Talk to Me is based on a true story of Green and Dewey Hughes (Ejiofor) and their struggle to make a radio station the best they can. The way they chose to do this is by telling it how it is. Set in the late 60’s amongst racial turmoil Green an ex-con lays it all out for his listeners. Confessing his past, (“I have been sober for five hours now”) his thoughts, and his desires for not just black people but for the world in general.
Now don’t get me wrong this isn’t a film about a black man with a grudge talking smack on the radio. This is about a man who looks out at the world (his world) and hates what he sees and the only way he sees changing it, is to make light of it.
The secrets to life are timing and delivery (I say this a lot) Green’s timing and his delivery are jive poetry. Lines like “the next man on my show is a pimp I wouldn’t have wash my car, but y’all voted him a city official”.
As Green’s popularity grows we begin to understand that he’s a man who wanted something and when he got it didn’t know if he wanted it or what to do with it. Hughes is a man who was so driven knowing what he wanted and kept pushing till he got it. With Green, Hughes comes so close to realising his dreams but Green’s insecurity’s get in his way driving a wedge between the two.
“I need you man, you say the things I’m too afraid to say, and I do the things you’re too afraid to do”
“That sounds good man, you should put that on a greeting card”.
Talk to Me is entertaining, I was laughing so much throughout the first half of the film, other moments I almost cried (this is not Sex in the City for men). Petey Green on the scene is a larger than life character, a type of man that if you met you would feel his presence.

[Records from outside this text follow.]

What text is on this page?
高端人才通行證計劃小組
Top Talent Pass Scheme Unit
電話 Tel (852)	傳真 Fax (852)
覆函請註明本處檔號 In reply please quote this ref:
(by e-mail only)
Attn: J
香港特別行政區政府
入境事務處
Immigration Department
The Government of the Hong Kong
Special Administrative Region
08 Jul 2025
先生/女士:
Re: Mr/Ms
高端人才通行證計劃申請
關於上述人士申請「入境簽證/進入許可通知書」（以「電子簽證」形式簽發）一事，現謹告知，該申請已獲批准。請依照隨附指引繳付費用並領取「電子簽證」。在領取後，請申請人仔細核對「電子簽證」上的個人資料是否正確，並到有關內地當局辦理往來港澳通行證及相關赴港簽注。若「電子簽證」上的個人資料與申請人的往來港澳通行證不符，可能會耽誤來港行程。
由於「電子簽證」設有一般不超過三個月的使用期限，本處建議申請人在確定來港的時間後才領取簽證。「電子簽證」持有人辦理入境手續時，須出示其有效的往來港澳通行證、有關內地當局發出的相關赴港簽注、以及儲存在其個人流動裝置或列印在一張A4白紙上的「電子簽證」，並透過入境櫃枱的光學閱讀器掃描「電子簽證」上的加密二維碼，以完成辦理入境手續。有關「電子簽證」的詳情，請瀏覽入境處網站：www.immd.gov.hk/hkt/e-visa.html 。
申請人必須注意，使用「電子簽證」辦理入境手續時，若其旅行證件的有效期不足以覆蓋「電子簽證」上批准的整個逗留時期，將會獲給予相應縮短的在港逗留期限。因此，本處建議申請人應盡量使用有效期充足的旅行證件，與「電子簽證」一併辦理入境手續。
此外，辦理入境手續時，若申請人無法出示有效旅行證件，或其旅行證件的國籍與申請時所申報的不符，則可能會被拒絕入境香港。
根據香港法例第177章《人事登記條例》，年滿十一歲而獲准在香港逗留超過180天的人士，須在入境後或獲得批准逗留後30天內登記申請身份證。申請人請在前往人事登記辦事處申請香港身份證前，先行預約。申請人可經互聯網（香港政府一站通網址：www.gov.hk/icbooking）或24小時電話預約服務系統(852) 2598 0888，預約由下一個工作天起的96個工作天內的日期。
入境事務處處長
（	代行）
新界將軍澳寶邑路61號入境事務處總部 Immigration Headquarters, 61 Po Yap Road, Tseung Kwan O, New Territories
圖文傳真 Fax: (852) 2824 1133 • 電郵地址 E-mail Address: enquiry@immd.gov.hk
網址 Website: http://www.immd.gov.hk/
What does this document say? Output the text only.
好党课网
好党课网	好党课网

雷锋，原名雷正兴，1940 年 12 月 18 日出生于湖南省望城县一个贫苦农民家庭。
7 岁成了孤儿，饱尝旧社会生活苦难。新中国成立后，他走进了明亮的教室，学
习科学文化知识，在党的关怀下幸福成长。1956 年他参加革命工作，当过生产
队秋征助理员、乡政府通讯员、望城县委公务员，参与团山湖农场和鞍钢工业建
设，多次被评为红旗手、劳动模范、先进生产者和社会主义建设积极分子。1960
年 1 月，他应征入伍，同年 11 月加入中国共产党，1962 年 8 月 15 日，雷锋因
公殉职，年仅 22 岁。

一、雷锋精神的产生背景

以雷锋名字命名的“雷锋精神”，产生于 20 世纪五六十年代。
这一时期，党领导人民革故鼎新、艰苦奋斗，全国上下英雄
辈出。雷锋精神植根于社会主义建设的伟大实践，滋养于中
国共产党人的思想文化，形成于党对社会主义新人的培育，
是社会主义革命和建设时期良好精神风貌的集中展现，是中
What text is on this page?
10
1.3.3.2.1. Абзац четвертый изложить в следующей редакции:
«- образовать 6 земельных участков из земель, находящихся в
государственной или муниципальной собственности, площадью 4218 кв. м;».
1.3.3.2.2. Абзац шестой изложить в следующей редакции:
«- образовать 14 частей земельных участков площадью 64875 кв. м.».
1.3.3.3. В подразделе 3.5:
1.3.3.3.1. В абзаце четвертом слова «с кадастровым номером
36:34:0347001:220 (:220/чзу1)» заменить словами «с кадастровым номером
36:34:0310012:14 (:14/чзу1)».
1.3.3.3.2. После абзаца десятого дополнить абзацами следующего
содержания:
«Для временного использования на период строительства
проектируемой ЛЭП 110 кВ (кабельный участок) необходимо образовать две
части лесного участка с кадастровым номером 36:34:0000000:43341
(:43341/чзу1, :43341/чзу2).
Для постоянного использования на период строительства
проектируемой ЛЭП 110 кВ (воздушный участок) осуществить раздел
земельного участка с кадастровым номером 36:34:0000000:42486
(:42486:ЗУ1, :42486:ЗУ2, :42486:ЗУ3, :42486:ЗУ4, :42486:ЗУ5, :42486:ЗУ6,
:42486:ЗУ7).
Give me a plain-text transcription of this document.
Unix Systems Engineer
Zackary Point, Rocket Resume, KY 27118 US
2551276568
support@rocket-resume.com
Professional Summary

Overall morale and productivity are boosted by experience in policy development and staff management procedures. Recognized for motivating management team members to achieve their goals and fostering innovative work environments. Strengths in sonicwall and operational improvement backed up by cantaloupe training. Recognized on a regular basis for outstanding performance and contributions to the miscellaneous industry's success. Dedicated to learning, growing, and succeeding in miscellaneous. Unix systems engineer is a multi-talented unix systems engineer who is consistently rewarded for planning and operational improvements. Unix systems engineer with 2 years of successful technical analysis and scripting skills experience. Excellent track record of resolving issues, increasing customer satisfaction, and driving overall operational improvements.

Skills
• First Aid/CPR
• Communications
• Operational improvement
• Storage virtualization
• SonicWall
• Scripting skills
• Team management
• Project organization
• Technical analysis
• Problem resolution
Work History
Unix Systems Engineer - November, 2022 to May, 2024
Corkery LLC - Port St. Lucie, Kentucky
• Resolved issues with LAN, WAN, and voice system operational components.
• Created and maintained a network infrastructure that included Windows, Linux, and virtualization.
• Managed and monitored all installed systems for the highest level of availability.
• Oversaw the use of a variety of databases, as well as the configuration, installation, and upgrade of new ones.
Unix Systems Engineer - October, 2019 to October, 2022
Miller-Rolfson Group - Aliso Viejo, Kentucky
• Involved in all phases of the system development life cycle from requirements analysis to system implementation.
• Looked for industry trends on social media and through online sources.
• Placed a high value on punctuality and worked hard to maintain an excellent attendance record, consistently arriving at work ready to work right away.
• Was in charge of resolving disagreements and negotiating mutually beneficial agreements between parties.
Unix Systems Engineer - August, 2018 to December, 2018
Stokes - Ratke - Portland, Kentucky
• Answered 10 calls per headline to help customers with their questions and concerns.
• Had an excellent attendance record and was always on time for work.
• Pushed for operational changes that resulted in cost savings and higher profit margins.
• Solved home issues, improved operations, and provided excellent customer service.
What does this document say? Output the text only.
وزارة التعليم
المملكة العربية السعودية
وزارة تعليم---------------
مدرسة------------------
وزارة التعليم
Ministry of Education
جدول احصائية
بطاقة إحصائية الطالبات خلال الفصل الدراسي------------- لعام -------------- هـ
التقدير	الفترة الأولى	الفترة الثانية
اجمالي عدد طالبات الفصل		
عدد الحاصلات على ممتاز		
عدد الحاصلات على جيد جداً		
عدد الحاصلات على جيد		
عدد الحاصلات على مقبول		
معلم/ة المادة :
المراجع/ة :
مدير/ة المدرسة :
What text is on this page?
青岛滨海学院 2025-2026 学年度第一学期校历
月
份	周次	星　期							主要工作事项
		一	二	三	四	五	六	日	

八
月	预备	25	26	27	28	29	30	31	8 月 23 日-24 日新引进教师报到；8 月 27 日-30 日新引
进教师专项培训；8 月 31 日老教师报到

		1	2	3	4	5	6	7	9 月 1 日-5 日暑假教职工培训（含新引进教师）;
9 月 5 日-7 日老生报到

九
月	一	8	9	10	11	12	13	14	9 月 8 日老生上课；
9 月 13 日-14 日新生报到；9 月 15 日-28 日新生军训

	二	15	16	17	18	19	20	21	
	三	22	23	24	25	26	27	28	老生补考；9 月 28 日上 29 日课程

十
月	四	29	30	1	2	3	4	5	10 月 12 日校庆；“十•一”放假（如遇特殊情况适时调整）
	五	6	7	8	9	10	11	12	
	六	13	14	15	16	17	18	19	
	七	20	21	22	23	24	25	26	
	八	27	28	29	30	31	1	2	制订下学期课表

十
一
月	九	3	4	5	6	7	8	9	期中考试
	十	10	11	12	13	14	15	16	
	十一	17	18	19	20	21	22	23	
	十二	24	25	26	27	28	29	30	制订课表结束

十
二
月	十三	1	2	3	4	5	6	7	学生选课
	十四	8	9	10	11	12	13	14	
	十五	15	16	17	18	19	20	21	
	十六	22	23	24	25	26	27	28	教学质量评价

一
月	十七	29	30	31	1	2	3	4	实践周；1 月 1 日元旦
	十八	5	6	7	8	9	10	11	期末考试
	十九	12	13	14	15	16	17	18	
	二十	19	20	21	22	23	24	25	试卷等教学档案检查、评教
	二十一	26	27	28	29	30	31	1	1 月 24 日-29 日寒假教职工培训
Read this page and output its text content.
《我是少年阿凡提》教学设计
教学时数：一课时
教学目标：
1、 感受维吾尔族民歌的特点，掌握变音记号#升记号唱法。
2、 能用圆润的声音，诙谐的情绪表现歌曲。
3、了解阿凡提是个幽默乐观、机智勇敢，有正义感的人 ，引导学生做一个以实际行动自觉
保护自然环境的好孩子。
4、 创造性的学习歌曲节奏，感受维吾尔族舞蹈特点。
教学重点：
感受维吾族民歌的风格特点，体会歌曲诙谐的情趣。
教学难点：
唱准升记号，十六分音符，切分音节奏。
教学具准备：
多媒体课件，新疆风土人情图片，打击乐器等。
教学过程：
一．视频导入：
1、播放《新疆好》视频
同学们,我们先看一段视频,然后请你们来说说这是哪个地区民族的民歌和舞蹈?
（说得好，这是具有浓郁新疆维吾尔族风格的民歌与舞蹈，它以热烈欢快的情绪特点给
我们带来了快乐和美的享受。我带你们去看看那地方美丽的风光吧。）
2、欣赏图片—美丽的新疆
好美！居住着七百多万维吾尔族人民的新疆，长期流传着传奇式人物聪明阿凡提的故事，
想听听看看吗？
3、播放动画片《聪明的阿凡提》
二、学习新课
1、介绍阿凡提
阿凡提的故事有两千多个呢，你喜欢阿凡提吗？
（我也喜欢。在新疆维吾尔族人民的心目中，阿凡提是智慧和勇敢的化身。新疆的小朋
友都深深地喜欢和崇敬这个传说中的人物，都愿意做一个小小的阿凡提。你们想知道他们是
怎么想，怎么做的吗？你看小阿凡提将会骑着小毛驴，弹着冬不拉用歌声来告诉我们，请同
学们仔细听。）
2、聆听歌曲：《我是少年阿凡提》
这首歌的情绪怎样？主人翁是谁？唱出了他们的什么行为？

But the second half of the film seems to lose itself. We move away from Green and focus on Hughes highlighting how good Ejiofor is (he‘s going places people). The film to me also gets lost on who it was truly about, (obviously it’s about Green and is promoted this way) but it is equally about Hughes. It is these two problems I have with the film that I think detracts from it, that is it. Other from this confusion this is a strong well written film that you should not walk past.
Talk to Me 7/10
PS. Kick arse soundtrack. Like killer soundtrack.